Organisations such as the UN, the World Bank and the NRC / IDMC have collected data for over 10 years, covering facts of concern, such as displacements, as well as social-economic indicators which might be considered as risk factors. Facing the overwhelming number of different factors to consider, machine learning methods, like linear regression, provide the means to select those which describe historical events most accurately. 

Robust socioeconomic analysis requires reliable and large data sets. Thanks to the work done by IDMC, we have public records of internal displacements since 2007, for 35 and 107 countries due to conflict or environmental disasters respectively. We will focus only on disasters for the sake of robust conclusions. To further simplify the analysis, we sum the number of people displaced per year in a given country regardless of the size of each displacement event in that year. Finally, the number of displacements is divided by the total number of inhabitants and expressed on a logarithmic scale. 

The World Data Bank offers a reliable collection of socioeconomic factors. For the analysis we consider the 232 relative indicators with sufficient data available for all reported countries in the time frame since 2007. In this case, we rely on common machine learning tools for the extraction of the most relevant indicators. First we build 100 subsets out of the data to cross validate the results and fit on each subset a Lasso linear regression model that retrieves only the indicators with more impact on the model. We then only consider those indicators that are selected in more than 2/3 of the subsets for further analysis.

The graph illustrates quantitatively the percentage of indicators per category selected from the World Bank, after the first screening with the Lasso linear regression and after the statistical analysis with OLS
Figure 1. The graph illustrates quantitatively the percentage of indicators per category selected from the World Bank, after the first screening with the Lasso linear regression and after the statistical analysis with OLS.

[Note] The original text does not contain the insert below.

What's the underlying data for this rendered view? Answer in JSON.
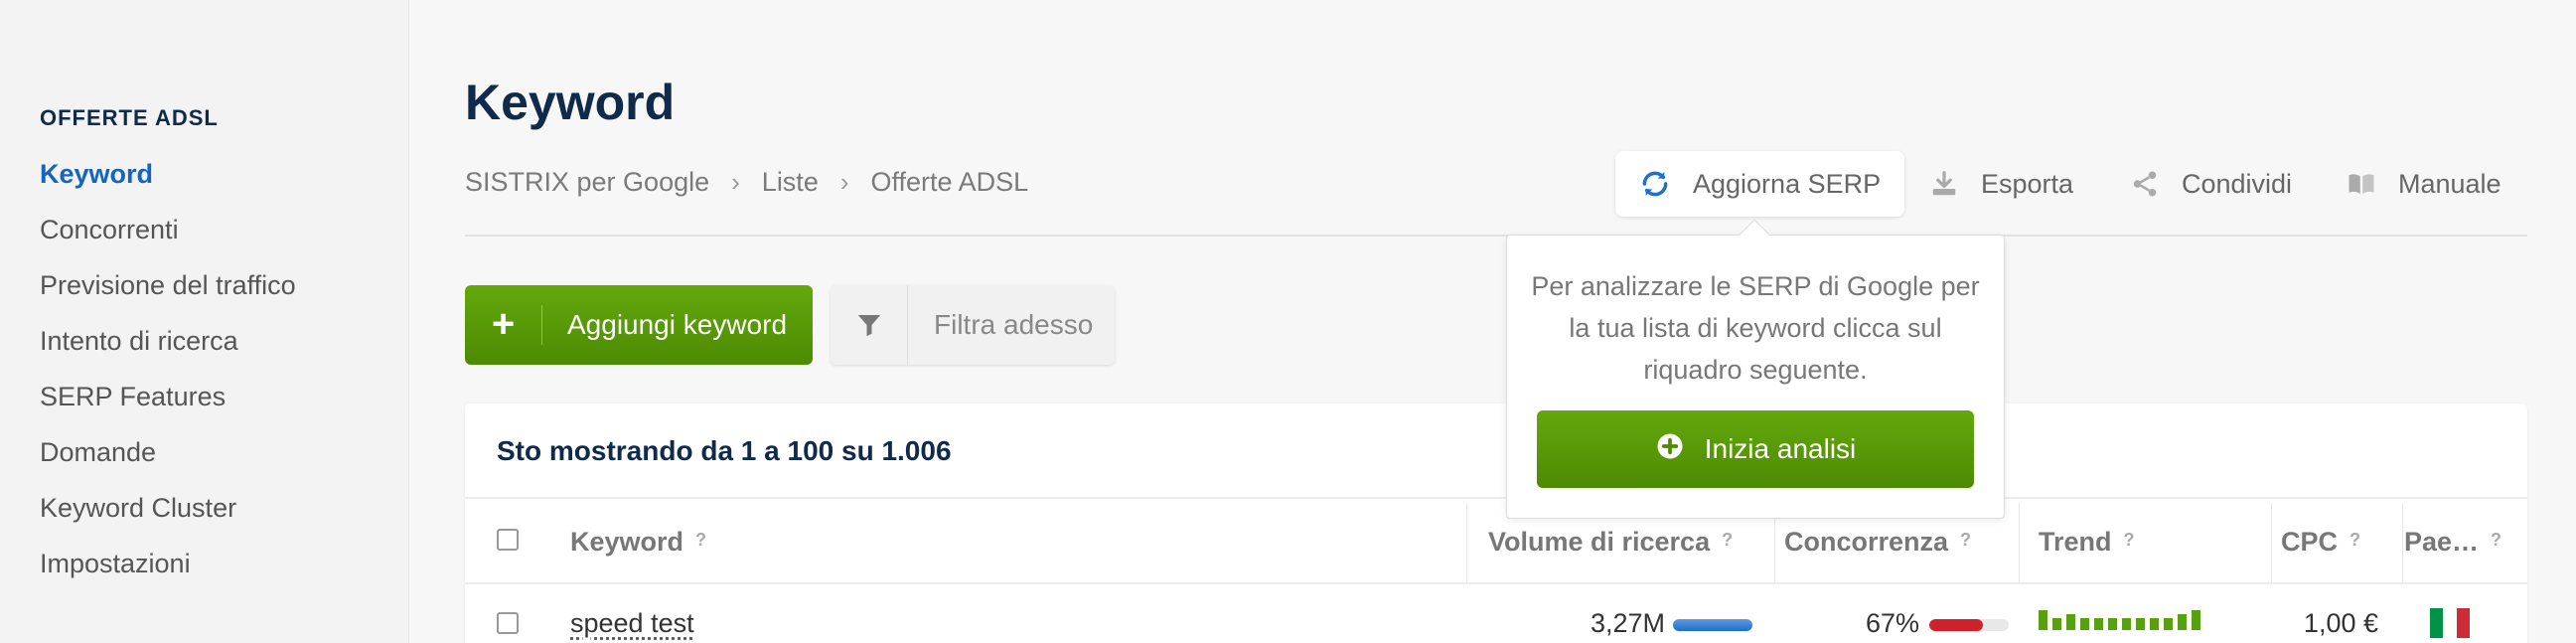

Notice that the quality of healthcare, infrastructure, urban development or social protection are not especially relevant for the incidence of large internal displacements due to disasters. On the other hand, the importance of the private sector, the status and growth of the national economy, the environmental conditions and the level of education is quite high. Additionally, energy, mining and public sector acquired more relevance after the analysis. 

The final indicators are extracted from a linear regression model (OLS) and only those with a significance higher than 95% are further considered (third column in barplot of figure 1). We observe that more internal displacement occurs more often in countries with higher restrictions on access to fuel or technologies for cooking, a lower proportion of women in national parliaments, a shorter duration of primary school and lower labor tax contributions. The findings should not be taken at face value, nevertheless the fact that all of these factors predict smaller numbers of displacements strongly suggests the importance of good governance to ensure the very fundamental needs of the broad population. 

With this analysis we like to showcase how a data-first approach, using predictive models, can provide interesting insights on the driving forces of a phenomena such as displacement. We hope that this kind of research can serve as a starting point to further investigate the underlying dynamics.

ReDI School of Digital Integration is a non-profit digital school for newcomers in Berlin, driven by the belief that education and technology have the potential to break down barriers and connect human potential with opportunities. 

This project emerges from an educational collaboration between IDMC and ReDI School, which has given the students of the Data Analytics course the opportunity to work on a real challenge suggested by IDMC. The resulting study, which has been fully developed by ReDI students Noelia, Shireen, Liubomyr, Tarek, Ramez and Vincetita, under the supervision of their volunteer teachers Celsa, Levin, Max, Evan, Amelie and Jörg, is the outcome of their learning journey, and constitutes the final project for their course.